The black matrix can be made of a conductive metallic material such as chromium (Cr) through a photolithographic process, or made of conductive graphite or organic polymeric resin having low reflectance. In the case of a conductive metallic material, even though accumulated electrons in the black matrix are easily eliminated, the black matrix has relatively high reflectance. Thus, an additional metal oxide may be formed on the metallic black matrix. For example, chromium (Cr) and chromium oxide (CrOx) may be used as the black matrix and the metal oxide, respectively. After Cr and CrOx films are formed on a substrate by sequentially depositing Cr and CrOx in a sputter, a photoresist (PR) film is formed on the Cr and CrOx films. After exposing and developing the PR film to form a PR pattern, the Cr and CrOx films are etched. A black matrix is completed by subsequent cleaning and removing of the PR pattern. Generally, nitric acid of about 4% including Ce(NH3)2(NO3)6 of about 10 weight % is, used as an etching solution for the etching process, and water of room temperature is used as a cleaning solution for the cleaning process.
FIG. 3 is a schematic view showing a structure of a sputter according to the background art.
A sputter is a deposition apparatus of a thin film using a sputtering phenomenon. In a chamber of the sputter, first ions such as argon ions (Ar+) are accelerated and collide with a target having a low voltage, whereby second ions of the target are detached and deposited onto a substrate. In FIG. 3, a sputter 100 includes a chamber 105. In the chamber 105, a substrate 110 is loaded on a susceptor 120. The susceptor 120 is formed on a platen 130 which is movable up and down to adjust a gap between the substrate 110 and a target 140 disposed over the substrate 110. A magnet 150 is formed outside the chamber 105 to increase plasma density by generating a magnetic field. A shield mask 160 having an open portion “H” is formed between the target 140 and the substrate 110. The shield mask 160 determines a deposition region of chromium (Cr) and chromium oxide (CrOx) onto the substrate 110.
FIG. 4 is a magnified schematic view, which is a portion “A” of FIG. 3, showing a shield mask according to the background art.

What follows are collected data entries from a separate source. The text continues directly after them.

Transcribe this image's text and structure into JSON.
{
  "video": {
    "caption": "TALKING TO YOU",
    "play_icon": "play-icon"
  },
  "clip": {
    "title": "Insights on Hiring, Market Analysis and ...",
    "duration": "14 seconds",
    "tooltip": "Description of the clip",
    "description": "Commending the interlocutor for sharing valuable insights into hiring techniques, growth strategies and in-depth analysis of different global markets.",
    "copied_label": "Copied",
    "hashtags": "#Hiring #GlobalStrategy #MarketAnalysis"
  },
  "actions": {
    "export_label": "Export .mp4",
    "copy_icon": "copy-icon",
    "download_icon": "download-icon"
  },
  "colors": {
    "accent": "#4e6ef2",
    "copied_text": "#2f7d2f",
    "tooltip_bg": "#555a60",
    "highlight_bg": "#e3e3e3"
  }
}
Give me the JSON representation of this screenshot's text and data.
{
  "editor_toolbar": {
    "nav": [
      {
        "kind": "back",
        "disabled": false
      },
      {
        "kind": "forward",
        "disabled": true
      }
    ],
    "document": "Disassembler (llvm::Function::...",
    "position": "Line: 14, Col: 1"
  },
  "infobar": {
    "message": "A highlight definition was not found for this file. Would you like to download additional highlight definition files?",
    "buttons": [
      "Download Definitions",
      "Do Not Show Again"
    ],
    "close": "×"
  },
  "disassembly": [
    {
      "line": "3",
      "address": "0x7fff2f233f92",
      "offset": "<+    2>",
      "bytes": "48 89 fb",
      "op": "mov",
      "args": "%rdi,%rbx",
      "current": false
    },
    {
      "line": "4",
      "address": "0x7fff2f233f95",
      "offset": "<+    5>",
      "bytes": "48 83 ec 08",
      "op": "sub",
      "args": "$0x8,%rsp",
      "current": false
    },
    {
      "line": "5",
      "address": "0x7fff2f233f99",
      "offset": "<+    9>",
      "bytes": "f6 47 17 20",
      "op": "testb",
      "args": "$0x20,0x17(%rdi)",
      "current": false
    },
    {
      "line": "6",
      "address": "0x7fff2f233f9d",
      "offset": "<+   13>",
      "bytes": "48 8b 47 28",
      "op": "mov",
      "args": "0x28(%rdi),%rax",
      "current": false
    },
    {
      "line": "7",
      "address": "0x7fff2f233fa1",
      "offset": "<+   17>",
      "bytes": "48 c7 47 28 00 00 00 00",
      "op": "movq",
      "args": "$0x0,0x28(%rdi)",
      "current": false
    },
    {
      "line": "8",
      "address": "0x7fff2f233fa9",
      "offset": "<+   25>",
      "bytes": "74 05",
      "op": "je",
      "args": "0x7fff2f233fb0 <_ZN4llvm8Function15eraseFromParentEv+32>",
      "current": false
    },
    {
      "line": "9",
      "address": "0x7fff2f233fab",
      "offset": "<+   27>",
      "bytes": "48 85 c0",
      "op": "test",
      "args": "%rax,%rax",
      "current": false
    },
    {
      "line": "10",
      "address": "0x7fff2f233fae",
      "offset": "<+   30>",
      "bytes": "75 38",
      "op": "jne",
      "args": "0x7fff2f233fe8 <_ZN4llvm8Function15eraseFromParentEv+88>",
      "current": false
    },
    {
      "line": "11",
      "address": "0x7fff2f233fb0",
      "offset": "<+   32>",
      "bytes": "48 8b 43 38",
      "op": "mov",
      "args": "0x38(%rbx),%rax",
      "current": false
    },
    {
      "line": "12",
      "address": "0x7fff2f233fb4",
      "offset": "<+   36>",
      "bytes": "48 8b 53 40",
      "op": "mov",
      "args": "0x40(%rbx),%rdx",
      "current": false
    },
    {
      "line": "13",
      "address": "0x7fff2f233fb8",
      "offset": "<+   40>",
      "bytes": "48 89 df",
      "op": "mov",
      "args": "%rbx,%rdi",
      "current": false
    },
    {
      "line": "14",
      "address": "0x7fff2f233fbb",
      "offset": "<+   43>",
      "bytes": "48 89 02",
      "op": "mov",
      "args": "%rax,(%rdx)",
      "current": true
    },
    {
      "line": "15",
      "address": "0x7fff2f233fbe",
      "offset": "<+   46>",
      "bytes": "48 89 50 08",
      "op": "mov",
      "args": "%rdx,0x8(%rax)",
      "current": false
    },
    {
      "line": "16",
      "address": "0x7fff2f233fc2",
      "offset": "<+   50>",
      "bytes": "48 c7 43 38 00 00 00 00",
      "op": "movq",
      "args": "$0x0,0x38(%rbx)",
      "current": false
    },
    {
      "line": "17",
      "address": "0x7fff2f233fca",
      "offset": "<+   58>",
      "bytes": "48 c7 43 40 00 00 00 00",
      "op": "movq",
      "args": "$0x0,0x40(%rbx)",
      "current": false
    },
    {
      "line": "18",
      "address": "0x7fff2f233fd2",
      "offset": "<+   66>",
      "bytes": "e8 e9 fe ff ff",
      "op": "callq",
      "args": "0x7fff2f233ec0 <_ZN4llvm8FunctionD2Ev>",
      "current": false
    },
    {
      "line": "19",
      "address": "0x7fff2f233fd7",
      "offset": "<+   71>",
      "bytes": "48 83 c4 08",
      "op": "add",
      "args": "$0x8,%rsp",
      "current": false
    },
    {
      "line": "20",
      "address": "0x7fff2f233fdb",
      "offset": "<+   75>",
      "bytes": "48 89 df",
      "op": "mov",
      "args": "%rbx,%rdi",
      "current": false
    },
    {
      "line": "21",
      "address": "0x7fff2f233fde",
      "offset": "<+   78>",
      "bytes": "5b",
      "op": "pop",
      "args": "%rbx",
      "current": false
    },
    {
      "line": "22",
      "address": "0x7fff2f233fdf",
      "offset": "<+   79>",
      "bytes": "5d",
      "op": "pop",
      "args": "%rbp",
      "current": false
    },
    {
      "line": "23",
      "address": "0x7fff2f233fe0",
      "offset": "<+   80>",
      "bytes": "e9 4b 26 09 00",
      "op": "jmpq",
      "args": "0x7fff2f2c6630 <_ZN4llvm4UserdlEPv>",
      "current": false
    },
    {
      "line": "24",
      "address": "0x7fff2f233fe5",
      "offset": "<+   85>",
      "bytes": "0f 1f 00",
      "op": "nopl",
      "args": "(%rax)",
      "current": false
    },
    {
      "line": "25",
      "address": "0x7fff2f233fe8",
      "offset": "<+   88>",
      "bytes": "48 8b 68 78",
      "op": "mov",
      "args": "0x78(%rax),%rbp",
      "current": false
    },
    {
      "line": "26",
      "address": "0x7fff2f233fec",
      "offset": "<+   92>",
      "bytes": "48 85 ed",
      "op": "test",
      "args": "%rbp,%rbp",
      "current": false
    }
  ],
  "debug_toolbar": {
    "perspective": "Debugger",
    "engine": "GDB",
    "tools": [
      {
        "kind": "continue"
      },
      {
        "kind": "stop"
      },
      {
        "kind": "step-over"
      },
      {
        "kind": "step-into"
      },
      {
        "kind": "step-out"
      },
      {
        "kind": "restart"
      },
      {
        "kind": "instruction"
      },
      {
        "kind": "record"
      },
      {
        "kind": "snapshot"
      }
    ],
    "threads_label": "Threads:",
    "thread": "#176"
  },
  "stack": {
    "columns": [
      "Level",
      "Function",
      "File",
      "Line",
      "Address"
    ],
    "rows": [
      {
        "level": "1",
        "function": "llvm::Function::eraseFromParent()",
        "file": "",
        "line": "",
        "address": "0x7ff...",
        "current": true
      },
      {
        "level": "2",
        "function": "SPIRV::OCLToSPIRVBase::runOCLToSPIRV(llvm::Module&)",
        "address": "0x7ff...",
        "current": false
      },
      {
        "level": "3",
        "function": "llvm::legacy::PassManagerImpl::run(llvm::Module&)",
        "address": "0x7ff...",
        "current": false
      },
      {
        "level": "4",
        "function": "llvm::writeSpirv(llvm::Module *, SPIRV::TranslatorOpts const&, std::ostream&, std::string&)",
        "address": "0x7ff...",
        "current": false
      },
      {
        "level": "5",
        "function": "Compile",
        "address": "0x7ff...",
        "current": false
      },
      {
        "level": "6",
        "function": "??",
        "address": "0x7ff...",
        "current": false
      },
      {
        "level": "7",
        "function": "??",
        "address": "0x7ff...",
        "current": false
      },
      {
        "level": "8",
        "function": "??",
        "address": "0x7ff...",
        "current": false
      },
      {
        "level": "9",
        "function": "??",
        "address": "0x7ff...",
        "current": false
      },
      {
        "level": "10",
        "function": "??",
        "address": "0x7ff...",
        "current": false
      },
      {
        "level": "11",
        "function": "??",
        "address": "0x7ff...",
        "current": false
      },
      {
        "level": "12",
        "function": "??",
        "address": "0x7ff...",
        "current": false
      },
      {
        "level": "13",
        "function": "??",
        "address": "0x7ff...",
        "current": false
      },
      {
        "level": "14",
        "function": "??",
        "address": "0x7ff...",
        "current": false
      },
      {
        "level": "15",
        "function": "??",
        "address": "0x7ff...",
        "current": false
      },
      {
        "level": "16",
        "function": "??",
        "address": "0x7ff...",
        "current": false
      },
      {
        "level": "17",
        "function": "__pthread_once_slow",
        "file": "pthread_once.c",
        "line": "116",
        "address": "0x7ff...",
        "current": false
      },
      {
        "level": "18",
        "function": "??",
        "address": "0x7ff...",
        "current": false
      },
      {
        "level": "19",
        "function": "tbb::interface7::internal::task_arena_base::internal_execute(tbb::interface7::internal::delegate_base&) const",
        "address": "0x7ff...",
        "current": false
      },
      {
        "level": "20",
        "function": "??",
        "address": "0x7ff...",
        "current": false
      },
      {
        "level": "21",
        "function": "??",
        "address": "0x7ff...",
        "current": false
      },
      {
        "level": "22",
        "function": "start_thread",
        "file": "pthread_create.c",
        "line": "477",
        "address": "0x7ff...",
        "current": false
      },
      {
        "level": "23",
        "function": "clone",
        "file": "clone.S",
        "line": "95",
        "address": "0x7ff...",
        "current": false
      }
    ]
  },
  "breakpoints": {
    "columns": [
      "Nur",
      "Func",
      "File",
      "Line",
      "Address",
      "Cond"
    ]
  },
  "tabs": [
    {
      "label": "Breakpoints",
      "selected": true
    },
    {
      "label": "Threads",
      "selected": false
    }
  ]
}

In FIG. 4, since a shield mask 160 has an open portion “H” (of FIG. 3) smaller than a substrate 110, the shield mask 160 overlaps an edge of the substrate 110 with an overlapping distance “d1 ”, and the edge of the substrate 110 is screened by the shield mask 160 in an overlapping portion “C.” Accordingly, chromium (Cr) and chromium oxide (CrOx) are not uniformly deposited onto the edge of the substrate 110, while they are uniformly deposited onto a central portion of the substrate 110 through the open portion “H.” Since Cr and CrOx films have non-uniform thickness in the overlapping portion “C,” the Cr and CrOx films of the overlapping portion “C” cannot be used for a black matrix. As an LCD device is enlarged, the demand for full utilization of a substrate increases. However, since an edge of a substrate cannot be used due to non-uniformity of thickness, utilization efficiency of the substrate is relatively low. These disadvantages not only affect the black matrix, but also affect the other metal layers formed by sputtering, such as the gate line including the gate electrode, the data line including source and drain electrodes, the pixel electrode, and the common electrode.